Gingerbread
- First edition
- Author: Rachel Cohn
- Language: English
- Series: Cyd Charisse series
- Genre: young adult fiction
- Publisher: Simon & Schuster
- Publication date: March 1, 2002
- Publication place: United States
- Media type: Print (hardcover and paperback), audiobook, e-book
- Pages: 176
- ISBN: 9780689843372
- Followed by: Shrimp

= Gingerbread (Cohn novel) =

2002 novel by Rachel Cohn

Gingerbread is a young adult novel written by American author Rachel Cohn published by Simon & Schuster in 2002. The story follows Cyd Charisse, a punk girl who lives in San Francisco with her parents Nancy and Sid, and siblings Ashley and Josh, and her surf-crossed lover Shrimp. She goes to NYC to try to find out about her father and family. The book is the first in the Cyd Charisse series, followed by Shrimp (2005) and Cupcake (2008).

== Characters ==
- Cyd Charisse is a teenage girl who drives her mother, Nancy, crazy, and is a self-proclaimed "man's woman".
- Shrimp is Cyd's on-and-off boyfriend. He is a mellow surfer and artist.
- Wallace, who is nicknamed Java because of the coffee shop he runs, is Shrimp's brother and also Delia's boyfriend. Cyd had a short-term crush on him.
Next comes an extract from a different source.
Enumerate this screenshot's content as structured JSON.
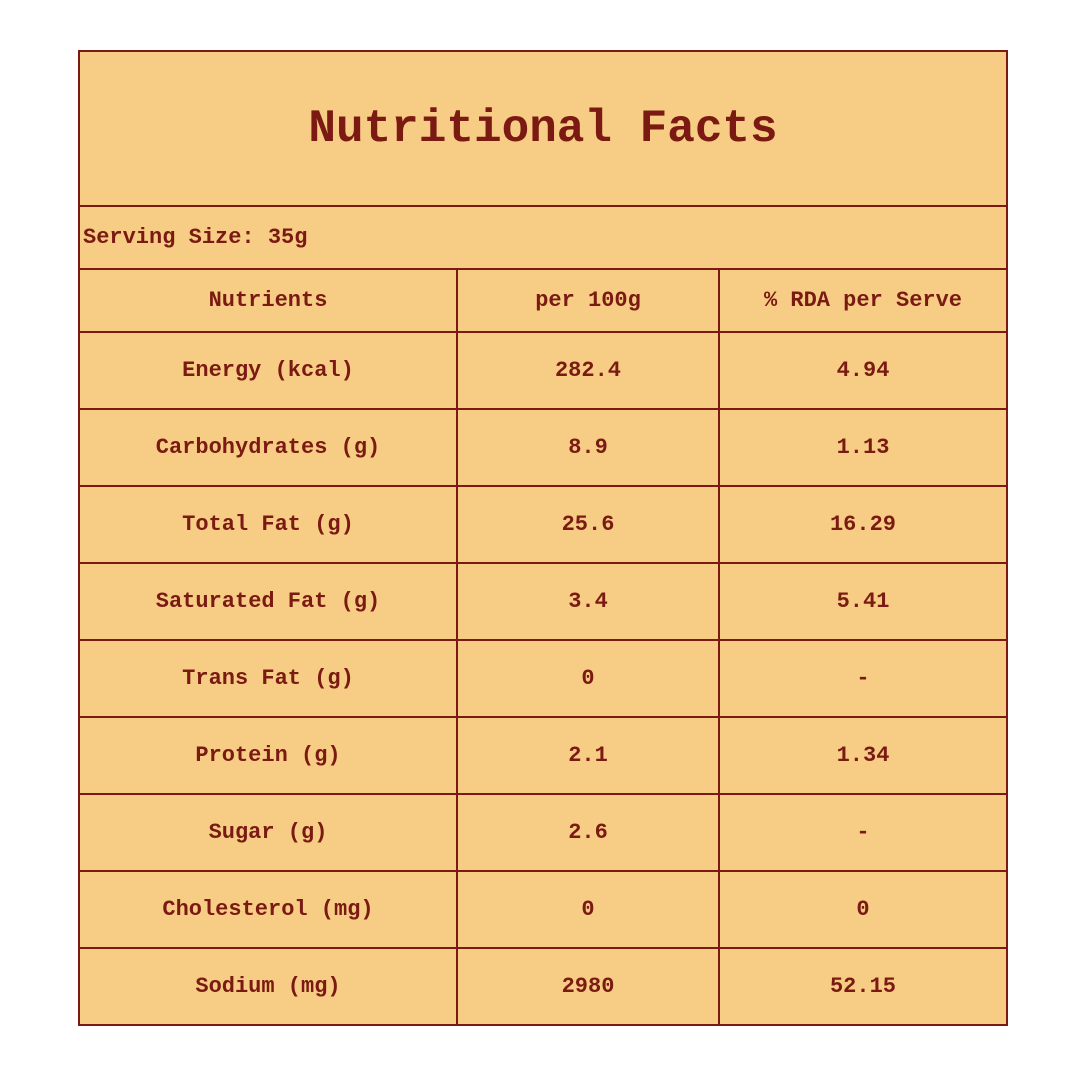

He is another surfer.
- Delia is Java's girlfriend. She worked with him in his coffee shop. Delia is a great dancer in the story.
- Sugar Pie was Cyd's first friend. She lives in an assisted living facility. Cyd and Sugar Pie met when Cyd had to do community service there, but now Cyd visits all the time, just to see Sugar.
- Helen is another friend of Cyd. Her family owns a Chinese restaurant, and she likes to make her mother angry. Helen is an artist and has blue dogs.

== Awards ==
The novel Gingerbread received the following awards:
- American Library Association Best Books for Young Adults selection (2003)
- New York Public Library Books for the Teen Age selection (2003)
- International Reading Association (IRA) Young Adults' Choice (2004).